= FreePPP =

FreePPP is a Point to Point Protocol (PPP) implementation for computers running the classic Mac OS. FreePPP was widely considered the first working and most stable version of PPP for Apple Macintosh and led many PPP internet service providers to support Macintosh users for the first time.

Besides the overall stability, usability was a large factor in the popularity of this implementation. A menu bar icon was introduced that gave users easy access to common tasks such as dialing and disconnecting. Modems were "auto-detected", keeping users from having to find and configure an init string for their modem (a common stumbling block for users). FreePPP was installed by a "lite" version of the commercial Internet Setup Monkey product, whose producer Rockstar Studios was a primary contributor to FreePPP. The installer included cartoon images of a monkey installing software on the computer.

== Early history ==
FreePPP 1.0, the first version, was simply a repackaging of MacPPP from Merit Network; MacPPP developed for the most part by Larry Blunk. MacPPP was actually the first PPP for the Mac OS but was unstable and prone to error. The source code was made freely available and various users released fixes for common bugs. Steve Dagley aggregated most of those patches to MacPPP and added ISDN functionality. He re-released it as FreePPP in early 1994.

== Adoption by Apple ==
FreePPP 2.5, the most popular version, was the result of Apple Computer getting involved in the development of MacPPP. Steve Dagley contacted Apple about his work with FreePPP and convinced Apple to use it for its Internet software, Cyberdog. An Apple engineer, Richard Reynolds, rewrote most of FreePPP, greatly improving stability.

Richard left Apple to form Rockstar Studios along with Brian Chen, creator of the immensely popular screensaver from Berkeley Systems, "After Dark". Apple allowed Richard to take his work with him to Rockstar and continue it. Consequently, Steve Dagley and Richard (along with Rockstar) created The FreePPP Group to manage the distribution and licensing of FreePPP. Steve Dagley developed an all-new control panel that included location management. Rockstar Studios contributed PPP Menu and The Internet Setup Monkey. The Internet Setup Monkey included a cartoon monkey, developed by Matt Small, that appears to tear apart a computer, install FreePPP then put it back together. Rockstar sold this installer to Internet Service providers. This was a time when most operating systems did not come with any form of TCP networking support, requiring separate installation before its users could connect to the Internet. Installation and configuration issues were a common problem for both users and ISPs.
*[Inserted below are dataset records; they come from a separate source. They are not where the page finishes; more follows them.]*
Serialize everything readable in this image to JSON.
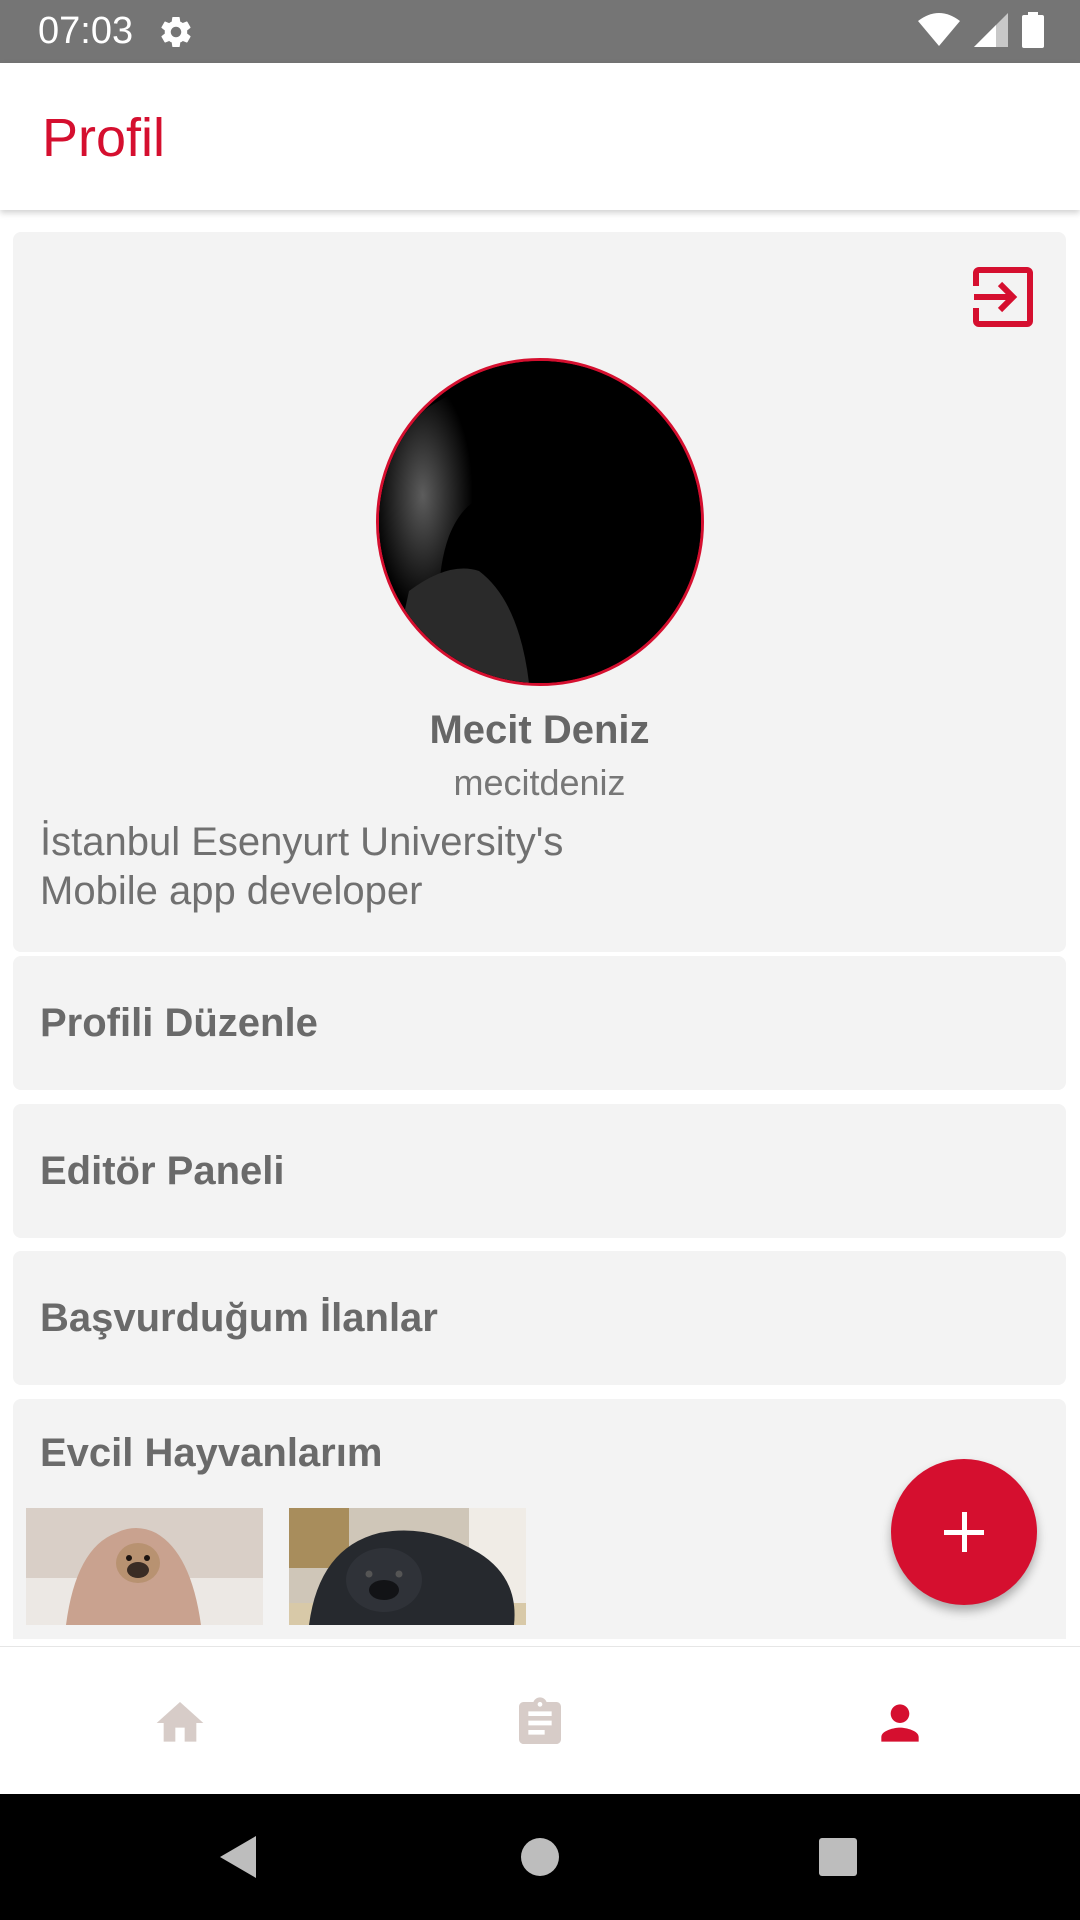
{
  "status_bar": {
    "time": "07:03",
    "icons": [
      "gear-icon",
      "wifi-icon",
      "signal-icon",
      "battery-icon"
    ]
  },
  "app_bar": {
    "title": "Profil"
  },
  "profile": {
    "name": "Mecit Deniz",
    "username": "mecitdeniz",
    "bio_line1": "İstanbul Esenyurt University's",
    "bio_line2": "Mobile app developer"
  },
  "menu": {
    "edit_profile": "Profili Düzenle",
    "editor_panel": "Editör Paneli",
    "applied_ads": "Başvurduğum İlanlar"
  },
  "pets": {
    "title": "Evcil Hayvanlarım"
  },
  "bottom_nav": {
    "items": [
      "home-icon",
      "clipboard-icon",
      "person-icon"
    ],
    "active": "person-icon"
  },
  "colors": {
    "accent": "#d50f2f",
    "card_bg": "#f3f3f3",
    "status_bar": "#757575",
    "nav_inactive": "#d7ccc8"
  }
}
Apple released a version of FreePPP under the old name MacPPP and included it in a few minor System 7.5.x releases. Open Transport eventually included a completely new PPP developed by Apple directly into Mac OS but many users choose FreePPP for its advanced and easy to use features. Eventually Rockstar Studios released a version of PPP Menu that supported Open Transport PPP (OT/PPP), consequently FreePPP users slowly migrated to Open Transport PPP. FreePPP is still widely available for users of older Macintosh hardware that cannot run Mac OS X. One of the most popular features of FreePPP is still included in macOS today. macOS includes a menu bar icon that allows users to open and close a PPP connection as well as configure PPP.

== Legacy ==
As of 2004, Steve Dagley works for Netscape on the Mac OS version of Netscape Communicator. Richard Reynolds still works at Rockstar Studios. Rockstar Studios released software centered on FreePPP and Open Transport PPP though the late ’90s then changed its name to Rockstar Software and it changed its focus to Microsoft Windows based Internet account setup software. The company once again changed its name to Aramova, Inc. and changed its focus to wireless software. Aramova does not seem to have any macOS products at this time.

== Contributors ==
Besides Steve Dagley and Richard Reynolds, other contributors in the FreePPP group are Mike Alexander, Yan Arrouye, Steve Brecher, Jim Browne, Alec Carlson, Tom Evans, Joe Husk, Cliff McCollum, Edward Moy, Tom Shaw and John Stephen. Most of the initial patches the Steve Dagley aggregated came from these contributors.